Tuesday, January 20, 2015
US officials say their efforts to contain al-Qaida in Yemen are hurt by rebel push in capital…
The violent push Tuesday by Houthi rebels against the American-backed government in Yemen is undermining military and intelligence operations against al-Qaida’s Yemen-based affiliate, which made its reach felt in this month’s deadly Paris attacks, U.S. officials say.
President Barack Obama cited Yemen as a terrorism success story in a September speech outlining his strategy against the Islamic State in Iraq and Syria, which involves targeted U.S. strikes on militants with the cooperation of a friendly ground force. Obama called it an approach “that we have successfully pursued in Yemen and Somalia for years.”
But 10 days after the president uttered those words, the Iran-backed Houthi militia swept into Yemen’s capital, Sanaa, seizing a share of power. On Tuesday, those same rebels seized the presidential palace and shelled the president’s residence, leading Yemeni officials to warn of a coup.

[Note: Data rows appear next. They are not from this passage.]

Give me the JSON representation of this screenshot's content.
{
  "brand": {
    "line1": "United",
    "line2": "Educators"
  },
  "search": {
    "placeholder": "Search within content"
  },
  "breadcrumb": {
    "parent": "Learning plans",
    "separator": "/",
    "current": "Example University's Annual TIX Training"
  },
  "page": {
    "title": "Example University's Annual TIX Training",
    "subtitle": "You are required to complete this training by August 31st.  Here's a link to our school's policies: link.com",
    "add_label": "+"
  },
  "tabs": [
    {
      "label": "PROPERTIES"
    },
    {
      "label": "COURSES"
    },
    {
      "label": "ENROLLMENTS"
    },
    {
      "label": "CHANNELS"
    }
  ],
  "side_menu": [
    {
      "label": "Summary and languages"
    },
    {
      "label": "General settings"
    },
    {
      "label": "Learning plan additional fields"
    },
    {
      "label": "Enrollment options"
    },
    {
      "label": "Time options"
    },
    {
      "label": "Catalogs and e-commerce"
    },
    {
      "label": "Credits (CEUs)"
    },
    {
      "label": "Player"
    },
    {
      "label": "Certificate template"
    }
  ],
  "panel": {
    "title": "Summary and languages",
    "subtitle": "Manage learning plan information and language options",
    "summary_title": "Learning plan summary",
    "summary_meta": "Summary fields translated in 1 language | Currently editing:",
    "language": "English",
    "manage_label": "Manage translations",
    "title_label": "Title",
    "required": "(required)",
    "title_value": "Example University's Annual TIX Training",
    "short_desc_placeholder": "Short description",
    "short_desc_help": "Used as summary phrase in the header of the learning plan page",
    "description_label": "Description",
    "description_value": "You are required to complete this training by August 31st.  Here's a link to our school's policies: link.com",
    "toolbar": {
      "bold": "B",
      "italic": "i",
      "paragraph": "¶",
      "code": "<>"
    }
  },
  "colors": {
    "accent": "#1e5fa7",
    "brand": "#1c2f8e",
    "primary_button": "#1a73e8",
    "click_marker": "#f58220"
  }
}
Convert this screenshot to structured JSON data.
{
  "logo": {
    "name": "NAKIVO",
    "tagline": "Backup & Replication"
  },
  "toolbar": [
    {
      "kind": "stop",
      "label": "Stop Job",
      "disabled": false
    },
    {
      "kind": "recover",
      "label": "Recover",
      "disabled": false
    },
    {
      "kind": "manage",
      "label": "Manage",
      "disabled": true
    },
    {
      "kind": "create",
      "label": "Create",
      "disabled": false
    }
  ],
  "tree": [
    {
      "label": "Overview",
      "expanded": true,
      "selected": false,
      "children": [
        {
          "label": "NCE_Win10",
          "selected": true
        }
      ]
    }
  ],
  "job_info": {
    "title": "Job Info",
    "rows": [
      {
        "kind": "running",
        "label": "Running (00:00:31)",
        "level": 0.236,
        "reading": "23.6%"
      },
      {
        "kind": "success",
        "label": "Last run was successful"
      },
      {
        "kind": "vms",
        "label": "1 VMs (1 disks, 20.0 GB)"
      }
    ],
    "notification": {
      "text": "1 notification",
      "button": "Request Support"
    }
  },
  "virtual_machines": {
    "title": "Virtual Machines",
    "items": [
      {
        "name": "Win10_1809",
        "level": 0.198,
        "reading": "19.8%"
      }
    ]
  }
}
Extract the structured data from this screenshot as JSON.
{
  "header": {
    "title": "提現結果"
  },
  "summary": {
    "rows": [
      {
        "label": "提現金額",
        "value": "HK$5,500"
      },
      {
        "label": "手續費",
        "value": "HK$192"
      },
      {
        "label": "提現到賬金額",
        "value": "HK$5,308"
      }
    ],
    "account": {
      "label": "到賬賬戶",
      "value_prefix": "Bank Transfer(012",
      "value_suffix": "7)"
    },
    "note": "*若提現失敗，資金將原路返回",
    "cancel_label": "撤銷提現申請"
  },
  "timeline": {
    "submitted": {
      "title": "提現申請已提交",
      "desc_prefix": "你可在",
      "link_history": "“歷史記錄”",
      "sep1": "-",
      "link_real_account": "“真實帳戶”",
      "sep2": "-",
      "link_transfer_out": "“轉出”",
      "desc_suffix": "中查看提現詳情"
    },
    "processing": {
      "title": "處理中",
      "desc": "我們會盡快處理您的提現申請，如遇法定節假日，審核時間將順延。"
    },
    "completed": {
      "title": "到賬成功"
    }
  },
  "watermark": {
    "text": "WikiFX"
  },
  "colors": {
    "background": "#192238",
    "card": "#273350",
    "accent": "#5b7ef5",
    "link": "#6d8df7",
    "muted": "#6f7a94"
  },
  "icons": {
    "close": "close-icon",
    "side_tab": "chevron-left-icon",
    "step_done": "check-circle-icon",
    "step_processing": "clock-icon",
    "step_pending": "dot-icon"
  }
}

“The government is hanging by a thread,” said Rep. Adam Schiff, the ranking Democrat on the House intelligence committee. “This has really scrambled our counterterrorism strategy there and it gives al-Qaida a great new opportunity.”
While U.S. officials say the Houthis haven’t taken total control, they acknowledge that the government run by their ally, President Abdu Rabbu Mansour Hadi, is more focused now on preserving its power than on running operations against al-Qaida in the Arabian Penninsula. The U.S. considers AQAP the most deadly terrorist threat because of its focus on attacking Western aviation. Two U.S. officials spoke on condition of anonymity because they were not authorized to be quoted discussing intelligence assessments.
The U.S. embassy in Yemen has long been operating on reduced American staff, but there are an estimated 800 State Department personnel, American citizens and designated foreign nationals in Yemen, plus several dozen Marines guarding the embassy and an unspecified number of special operations forces and CIA officers.
U.S. officials are concerned that the ascendancy of the Shiite Houthis could fuel support for al-Qaida, a Sunni movement that has links to some of Yemen’s tribes.
“The sectarian dynamic is likely to become far more problematic, and we learned in Iraq, that’s a recipe for disaster,” Schiff said.
For several years, the CIA and the military’s Joint Special Operations Command have run parallel targeted killing programs in Yemen. There were 23 U.S. drone strikes in Yemen last year and 23 the year before, according to Long War Journal, which tracks the strikes based on local media reports. U.S. special operations forces attempted a hostage rescue in Yemen in April.